Ci sono i comuni mortali, e poi c'è Zumi Rosow.

Zumi è una vera rockstar, e me ne accorgo appena la incontro. Il suo aereo, partito da Roma, è atterrato a Milano solo da poche ore. Tre giorni fa era a Londra, prima ancora a Los Angeles e in Asia. Dopodomani ripartirà per Parigi. Viste le premesse, da Zumi ci si aspetterebbe un viso tirato e stanco, magari anche un mezzo broncio. Invece entra nella stanza con un sorriso contagioso, è esuberante, mette tutti a suo agio e in pochi minuti ho l'impressione di conoscerla da una vita. Non ha bisogno stare sulle sue o guardarti dall'alto in basso, può essere una rockstar anche coinvolgendoti, chiacchierando e ridendo di gusto mentre sciorina un aneddoto dopo l'altro.

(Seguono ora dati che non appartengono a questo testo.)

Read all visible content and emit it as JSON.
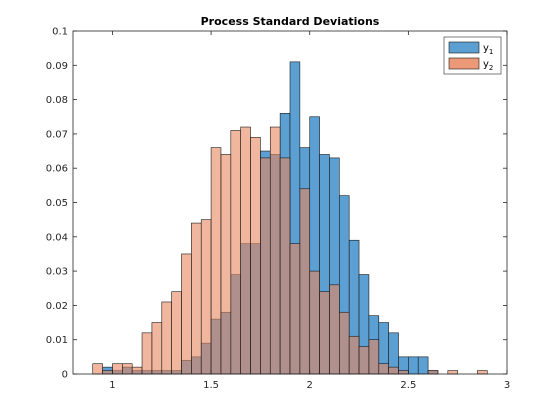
{
  "chart_data": {
    "type": "bar",
    "title": "Process Standard Deviations",
    "xlabel": "",
    "ylabel": "",
    "xlim": [
      0.8,
      3.0
    ],
    "ylim": [
      0,
      0.1
    ],
    "grid": false,
    "legend_position": "top-right",
    "x_ticks": [
      "1",
      "1.5",
      "2",
      "2.5",
      "3"
    ],
    "y_ticks": [
      "0",
      "0.01",
      "0.02",
      "0.03",
      "0.04",
      "0.05",
      "0.06",
      "0.07",
      "0.08",
      "0.09",
      "0.1"
    ],
    "bin_width": 0.05,
    "series": [
      {
        "name": "y₁",
        "legend_base": "y",
        "legend_sub": "1",
        "color": "#5b9fd3",
        "bars": [
          {
            "x0": 0.95,
            "h": 0.002
          },
          {
            "x0": 1.0,
            "h": 0.001
          },
          {
            "x0": 1.05,
            "h": 0.002
          },
          {
            "x0": 1.1,
            "h": 0.001
          },
          {
            "x0": 1.15,
            "h": 0.001
          },
          {
            "x0": 1.2,
            "h": 0.001
          },
          {
            "x0": 1.25,
            "h": 0.001
          },
          {
            "x0": 1.3,
            "h": 0.001
          },
          {
            "x0": 1.35,
            "h": 0.004
          },
          {
            "x0": 1.4,
            "h": 0.005
          },
          {
            "x0": 1.45,
            "h": 0.009
          },
          {
            "x0": 1.5,
            "h": 0.016
          },
          {
            "x0": 1.55,
            "h": 0.018
          },
          {
            "x0": 1.6,
            "h": 0.029
          },
          {
            "x0": 1.65,
            "h": 0.038
          },
          {
            "x0": 1.7,
            "h": 0.038
          },
          {
            "x0": 1.75,
            "h": 0.065
          },
          {
            "x0": 1.8,
            "h": 0.064
          },
          {
            "x0": 1.85,
            "h": 0.076
          },
          {
            "x0": 1.9,
            "h": 0.091
          },
          {
            "x0": 1.95,
            "h": 0.066
          },
          {
            "x0": 2.0,
            "h": 0.075
          },
          {
            "x0": 2.05,
            "h": 0.064
          },
          {
            "x0": 2.1,
            "h": 0.063
          },
          {
            "x0": 2.15,
            "h": 0.052
          },
          {
            "x0": 2.2,
            "h": 0.039
          },
          {
            "x0": 2.25,
            "h": 0.029
          },
          {
            "x0": 2.3,
            "h": 0.017
          },
          {
            "x0": 2.35,
            "h": 0.015
          },
          {
            "x0": 2.4,
            "h": 0.012
          },
          {
            "x0": 2.45,
            "h": 0.005
          },
          {
            "x0": 2.5,
            "h": 0.005
          },
          {
            "x0": 2.55,
            "h": 0.005
          },
          {
            "x0": 2.6,
            "h": 0.001
          }
        ]
      },
      {
        "name": "y₂",
        "legend_base": "y",
        "legend_sub": "2",
        "color": "#e8875e",
        "bars": [
          {
            "x0": 0.9,
            "h": 0.003
          },
          {
            "x0": 0.95,
            "h": 0.001
          },
          {
            "x0": 1.0,
            "h": 0.003
          },
          {
            "x0": 1.05,
            "h": 0.003
          },
          {
            "x0": 1.1,
            "h": 0.002
          },
          {
            "x0": 1.15,
            "h": 0.012
          },
          {
            "x0": 1.2,
            "h": 0.015
          },
          {
            "x0": 1.25,
            "h": 0.021
          },
          {
            "x0": 1.3,
            "h": 0.024
          },
          {
            "x0": 1.35,
            "h": 0.035
          },
          {
            "x0": 1.4,
            "h": 0.044
          },
          {
            "x0": 1.45,
            "h": 0.045
          },
          {
            "x0": 1.5,
            "h": 0.066
          },
          {
            "x0": 1.55,
            "h": 0.064
          },
          {
            "x0": 1.6,
            "h": 0.071
          },
          {
            "x0": 1.65,
            "h": 0.072
          },
          {
            "x0": 1.7,
            "h": 0.069
          },
          {
            "x0": 1.75,
            "h": 0.063
          },
          {
            "x0": 1.8,
            "h": 0.072
          },
          {
            "x0": 1.85,
            "h": 0.063
          },
          {
            "x0": 1.9,
            "h": 0.038
          },
          {
            "x0": 1.95,
            "h": 0.054
          },
          {
            "x0": 2.0,
            "h": 0.03
          },
          {
            "x0": 2.05,
            "h": 0.024
          },
          {
            "x0": 2.1,
            "h": 0.026
          },
          {
            "x0": 2.15,
            "h": 0.018
          },
          {
            "x0": 2.2,
            "h": 0.011
          },
          {
            "x0": 2.25,
            "h": 0.008
          },
          {
            "x0": 2.3,
            "h": 0.01
          },
          {
            "x0": 2.35,
            "h": 0.003
          },
          {
            "x0": 2.4,
            "h": 0.002
          },
          {
            "x0": 2.45,
            "h": 0.001
          },
          {
            "x0": 2.6,
            "h": 0.001
          },
          {
            "x0": 2.7,
            "h": 0.001
          },
          {
            "x0": 2.85,
            "h": 0.001
          }
        ]
      }
    ]
  }
}
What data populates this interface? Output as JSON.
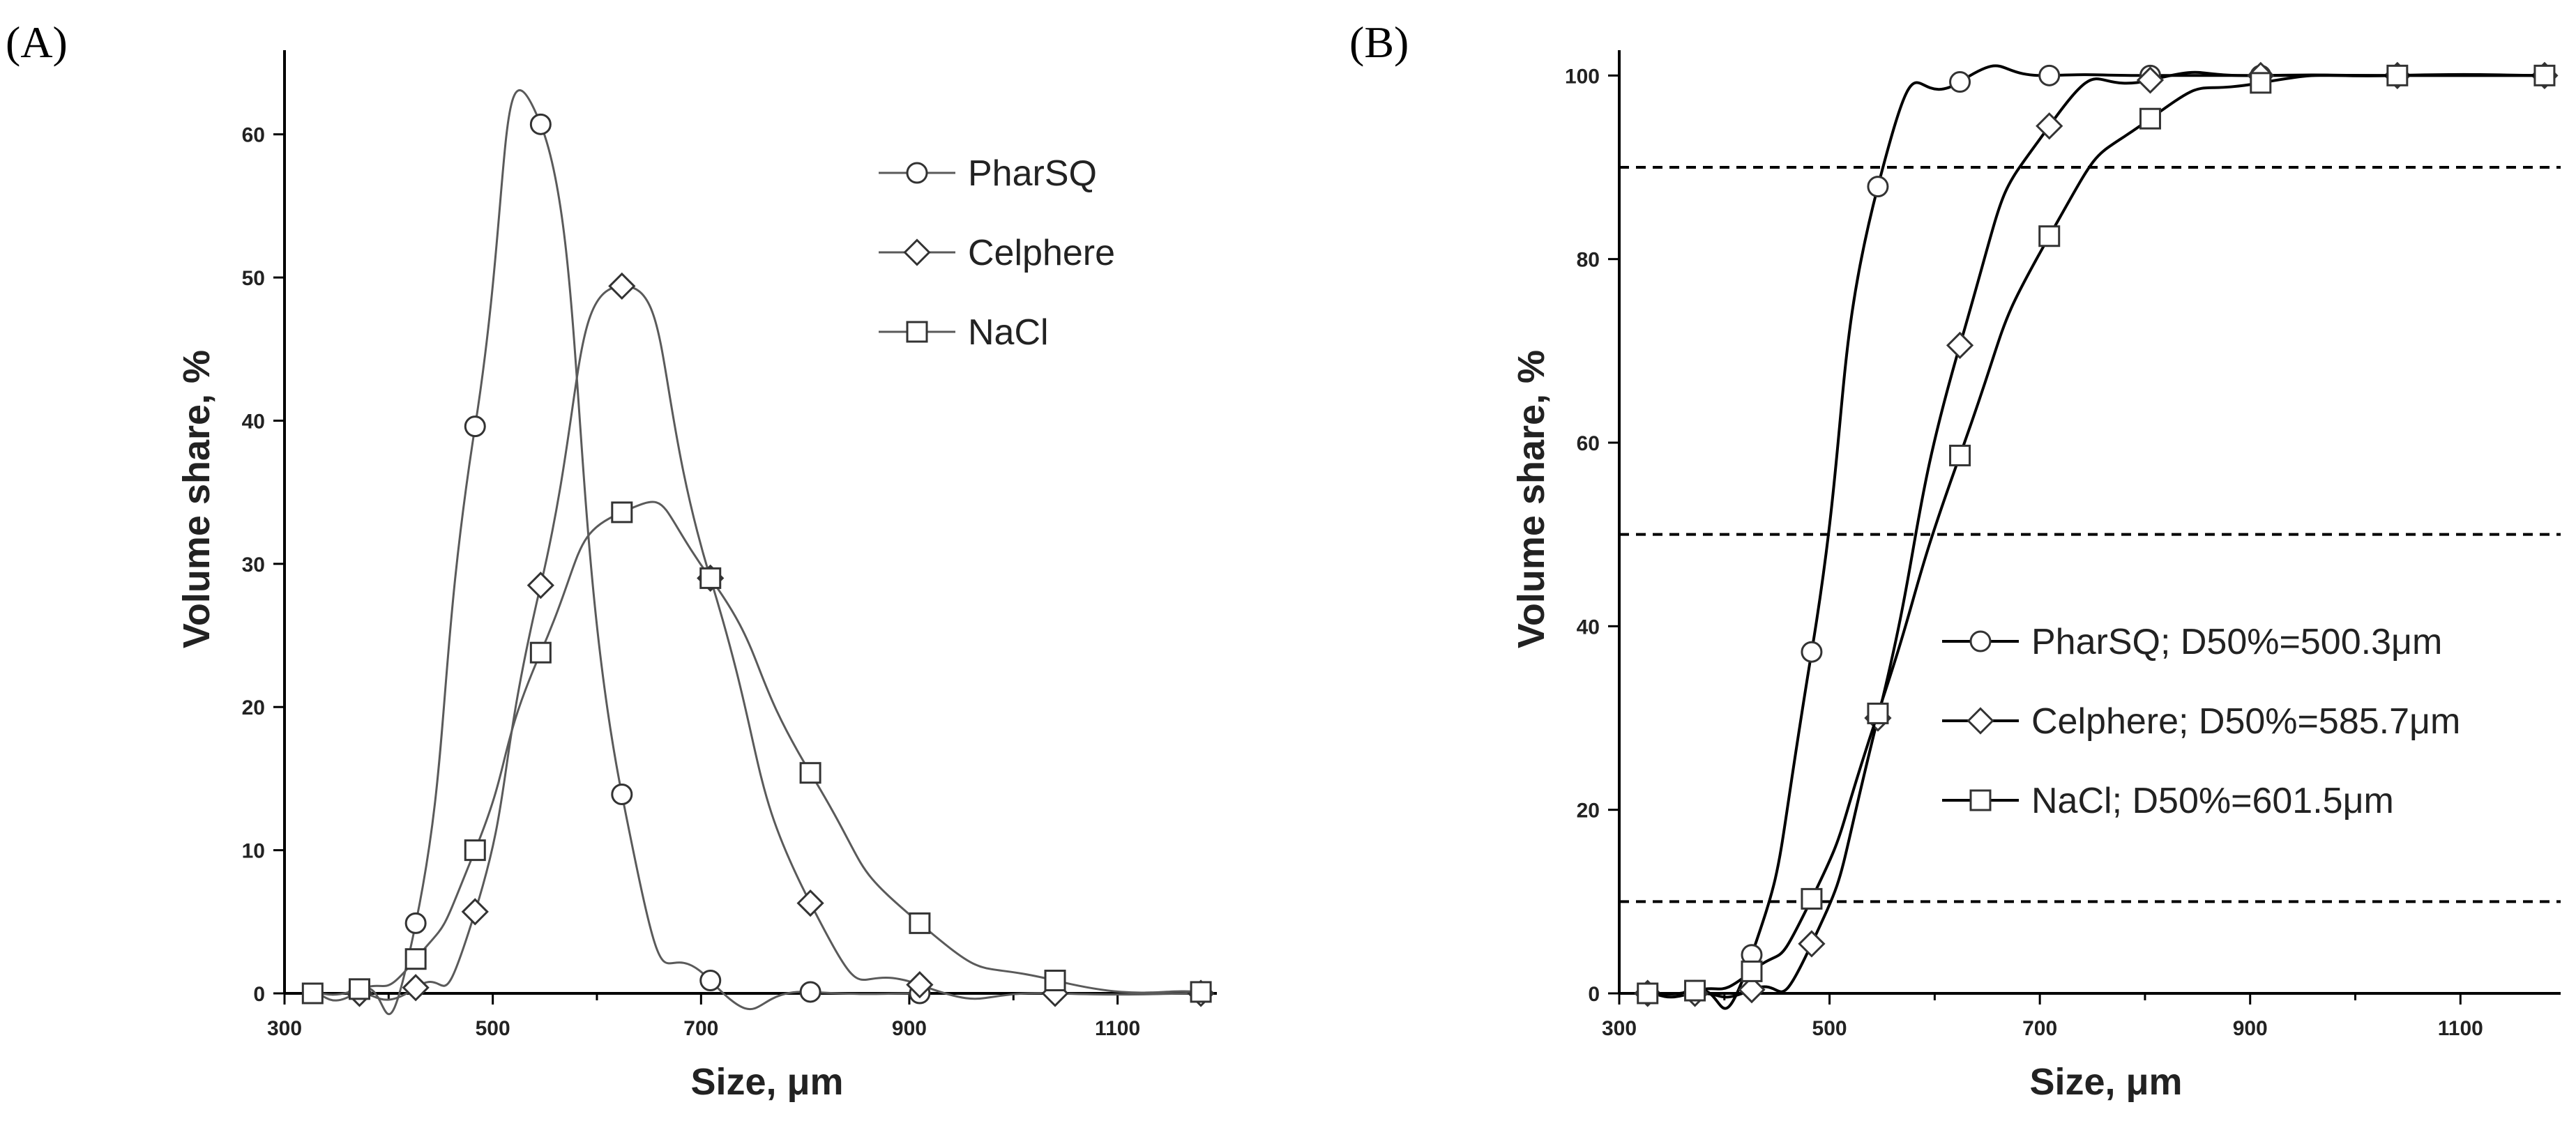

A rendere possibile l'incontro tra questa poliedrica artista di Los Angeles e noi di i-D Italy è stato Gucci, di cui Zumi è l'ultima musa. Alessandro Michele ha scelto di dare il suo nome alla linea di borse del brand, la Gucci Zumi appunto. Perché abbia scelto proprio lei ve lo abbiamo raccontato qui su i-D proprio la scorsa settimana. Ora vogliamo presentarvela in modo più approfondito e intimo.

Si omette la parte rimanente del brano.